Il avait peut-être raison. Je n'osai pas insister, et j'allai rejoindre mon élève avec l'intention de faire ce qui m'était prescrit, mais je la trouvai souriante.
—Épargnez-vous la peine de me persuader, me dit-elle dès les premiers mots; j'ai entendu par hasard tout ce que papa vous a dit et tout ce que vous lui avez répondu. J'étais dans le jardin, à deux pas de vous, derrière la fontaine, et le petit bruit de l'eau ne m'a pas fait perdre une de vos paroles. Il n'y a pas de mal à cela, vous êtes deux anges pour moi, mon père et vous: lui, un ange à figure sévère qui veut mon bonheur par tous les moyens,—vous, un ange de douceur qui veut la même chose par les moyens qui sont dans sa nature; mais voyez comme vous êtes plus dans la vérité que mon père! Vous vouliez le faire renoncer à sa méthode, vous sentiez bien qu'elle pouvait me conduire à l'hypocrisie. Où en serait-il, mon pauvre cher papa, si, après m'avoir vue bien résignée, il découvrait que je n'ai pas pris au sérieux ses menaces? Vraiment, si je dois être gâtée, comme on dit, c'est-à-dire corrompue moralement, ce sera par lui! Il m'habituera à faire semblant d'être sacrifiée et à lui imposer ainsi, sans qu'il s'en doute, le sacrifice de sa volonté. Allons, Dieu merci, je suis meilleure qu'il ne pense», je céderai à tout par amitié pour lui, je vous chérirai pour celle que vous me montrez sans pédanterie, je vous rendrai très-heureux, seulement….
—Seulement quoi? dites, ma chérie.
—Rien, répondit-elle en me baisant la main; mais son bel oeil caressant et fier acheva clairement sa phrase; je vous rendrai très-heureux, seulement vous ferez toutes mes volontés.
Elle savait bien ce qu'elle disait là, l'énergique, l'obstinée, la puissante fillette! Elle réunissait en elle la souplesse instinctive de sa mère et l'entêtement voulu de son père. Au dire du vieux médecin de la famille, que je consultais souvent sur le régime à lui faire suivre, elle avait comme une double organisation, toute la patience de la femme adroite pour arriver à ses fins, toute l'énergie de l'homme d'action pour renverser les obstacles et faire plier les résistances.—En ce cas, pensais-je, de quoi donc se tourmente son père? Il la veut forte, elle est invincible. Il cherche à la bronzer, elle est le feu qui bronze les autres. Il prétend lui apprendre à souffrir, comme si elle n'était pas destinée à vaincre! Ceux qui savent dominer souffrent-ils?

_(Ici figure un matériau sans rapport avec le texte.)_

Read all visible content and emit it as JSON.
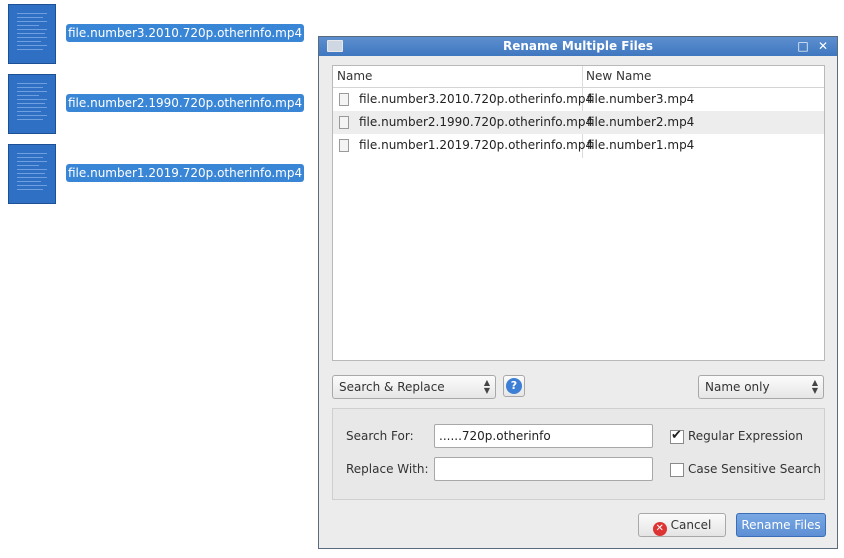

Elle m'effraya; je me promis de la bien étudier avant de me décider à graviter comme un satellite autour de cet astre. Il s'agissait de savoir si elle était bonne autant qu'aimable, si elle se servirait de sa force pour faire le bien ou le mal.
Cela n'était pas facile à deviner, et j'y consacrai plus d'une année. Un jour, à la campagne, je fus importunée par les cris d'un petit oiseau qu'elle élevait en cage et qui n'avait rien à manger. Comme il troublait la leçon de musique et que d'ailleurs je ne puis voir souffrir, je me levai pour lui donner du pain. Césarine parut ne pas s'en apercevoir; mais après la leçon elle emporta la cage dans sa chambre, et j'entendis bientôt que le jeûne et les cris de détresse recommençaient de plus belle. Je lui demandai pourquoi, puisque cette petite bête savait manger, elle ne lui laissait pas de nourriture à sa portée.
—C'est bien simple, répondit-elle. S'il peut se passer de moi, il ne se souciera plus de moi.